Isabella Angelantoni, come un ragno impaziente nel finito incompiuto
Matteo Guarnaccia
Se “le città visitate da Marco Polo erano sempre diverse da quelle pensate dall’imperatore”, quelle presentate dall’artista sono ancor più lontane da quelle descritte da Italo Calvino. Il libro è solo un paravento di parole offerto a una donna faber – per sua natura più portata a fondare città che a scoprirle – per proteggere le sue metamorfosi poetiche ed esistenziali. I suoi delicati insediamenti non hanno nulla a che vedere né con l’archeologia né con la conquista, ma si riverberano nell’amorevole gioco di specchi creatrice/creato, già interpretato da Didone/Cartagine, Bouctou/ Timbouctuou, Partenope/Napoli.
Lei, come una moderna Sherazade, ha preso “quel” libro e, anno dopo anno, mappa dopo mappa, lo ha asciugato nella memoria e nei gesti, sino a ridurlo a una tenue trama grafica, a un magazzino ritmico e simbolico, da cui attingere nuovi attrezzi narrativi da convogliare verso un materialismo necessario.

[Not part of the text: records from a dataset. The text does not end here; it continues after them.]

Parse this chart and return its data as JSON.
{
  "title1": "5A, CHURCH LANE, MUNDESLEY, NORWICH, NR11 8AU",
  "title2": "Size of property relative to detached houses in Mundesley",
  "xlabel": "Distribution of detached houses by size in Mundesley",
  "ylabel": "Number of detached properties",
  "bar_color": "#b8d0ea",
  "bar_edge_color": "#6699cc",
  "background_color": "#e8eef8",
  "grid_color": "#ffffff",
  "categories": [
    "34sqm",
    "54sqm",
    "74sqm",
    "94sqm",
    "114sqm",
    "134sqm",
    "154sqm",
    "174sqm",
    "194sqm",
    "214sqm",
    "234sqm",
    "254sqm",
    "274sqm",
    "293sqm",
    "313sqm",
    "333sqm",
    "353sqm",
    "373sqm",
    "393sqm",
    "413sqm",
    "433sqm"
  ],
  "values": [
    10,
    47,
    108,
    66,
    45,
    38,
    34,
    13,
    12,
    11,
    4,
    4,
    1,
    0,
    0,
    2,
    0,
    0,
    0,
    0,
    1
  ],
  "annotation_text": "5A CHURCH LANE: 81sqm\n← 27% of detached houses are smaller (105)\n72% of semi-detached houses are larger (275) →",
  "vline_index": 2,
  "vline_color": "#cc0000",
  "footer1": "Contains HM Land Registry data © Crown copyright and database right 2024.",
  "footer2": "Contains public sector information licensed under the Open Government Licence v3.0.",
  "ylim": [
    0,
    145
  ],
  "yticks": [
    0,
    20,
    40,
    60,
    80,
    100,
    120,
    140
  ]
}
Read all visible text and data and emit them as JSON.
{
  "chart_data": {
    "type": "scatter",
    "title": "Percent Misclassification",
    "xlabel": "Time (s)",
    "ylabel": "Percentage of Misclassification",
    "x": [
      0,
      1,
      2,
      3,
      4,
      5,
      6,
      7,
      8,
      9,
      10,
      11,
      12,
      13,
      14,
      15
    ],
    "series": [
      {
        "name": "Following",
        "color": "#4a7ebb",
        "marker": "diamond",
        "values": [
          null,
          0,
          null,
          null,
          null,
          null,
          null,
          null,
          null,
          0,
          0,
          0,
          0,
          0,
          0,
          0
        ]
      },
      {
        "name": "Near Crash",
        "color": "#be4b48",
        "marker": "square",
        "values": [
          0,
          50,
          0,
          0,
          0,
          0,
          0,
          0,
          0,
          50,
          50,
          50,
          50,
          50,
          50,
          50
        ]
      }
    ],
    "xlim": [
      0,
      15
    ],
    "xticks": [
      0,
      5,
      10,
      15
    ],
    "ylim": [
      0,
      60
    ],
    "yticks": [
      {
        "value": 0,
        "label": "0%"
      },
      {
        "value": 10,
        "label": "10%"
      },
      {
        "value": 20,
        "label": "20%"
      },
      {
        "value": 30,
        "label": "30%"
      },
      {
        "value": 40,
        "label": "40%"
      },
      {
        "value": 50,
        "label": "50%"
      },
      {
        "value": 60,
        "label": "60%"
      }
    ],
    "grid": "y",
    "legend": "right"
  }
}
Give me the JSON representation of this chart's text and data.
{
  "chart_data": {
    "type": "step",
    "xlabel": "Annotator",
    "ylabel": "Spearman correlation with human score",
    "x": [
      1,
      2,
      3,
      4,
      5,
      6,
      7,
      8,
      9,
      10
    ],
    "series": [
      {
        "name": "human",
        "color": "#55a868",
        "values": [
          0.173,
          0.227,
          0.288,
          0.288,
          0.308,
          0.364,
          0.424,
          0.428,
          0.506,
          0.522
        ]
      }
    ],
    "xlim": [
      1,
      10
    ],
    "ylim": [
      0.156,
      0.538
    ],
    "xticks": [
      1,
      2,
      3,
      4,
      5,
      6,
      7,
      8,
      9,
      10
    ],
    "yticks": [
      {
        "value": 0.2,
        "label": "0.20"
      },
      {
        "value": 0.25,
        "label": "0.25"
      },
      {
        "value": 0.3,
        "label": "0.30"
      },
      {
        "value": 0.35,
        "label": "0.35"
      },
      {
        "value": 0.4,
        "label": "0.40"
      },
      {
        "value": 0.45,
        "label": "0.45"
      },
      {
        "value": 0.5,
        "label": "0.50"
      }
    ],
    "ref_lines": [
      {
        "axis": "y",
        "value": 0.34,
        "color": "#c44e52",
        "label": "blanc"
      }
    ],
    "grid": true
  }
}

L’artista mette in scena lo spettacolo del ricordo del futuro, tra Buckminster Fuller e i mattang polinesiani,
Mirò e i lavori a maglia mai portati a termine, Oskar Schlemmer e i butti del convolvolo, Harry Kramer e le tracce lasciate sulla sabbia dal passaggio di un coleottero. Prolungando le ombre di Giacometti ben oltre il visibile, Isabella rammenda con mano ferma e felice la realtà ferita. Graffia e accarezza lo spazio, contrabbandando, con l’elegante confidenza di un illusionista, bouquet di linee oltre la frontiera tra bidimensionalità e tridimensionalità.
E traccia assenze, dà corpo a entità autonome, pronte a staccarsi dal suo pensiero generativo.
Le sue città, appena schizzate, giocano con la latenza, suggeriscono drammi e imprese eroiche, offrono
spazi fuori misura al paradosso.
Esposta sin dalla più tenera età all’opera di Calvino, lei ha accolto l’artificio letterario con leggerezza e ha saputo “dargli spazio”, applicarlo a un’utopia volenterosa. Le città in cui la nostra progettista di mondi ci invita a sostare, sono il frutto del lavoro di una donna che, mentre la vita scorreva tutt’intorno, “come un ragno silenzioso ha filato la sua tela nell’ombra, in tutti gli angoli del suo cuore”.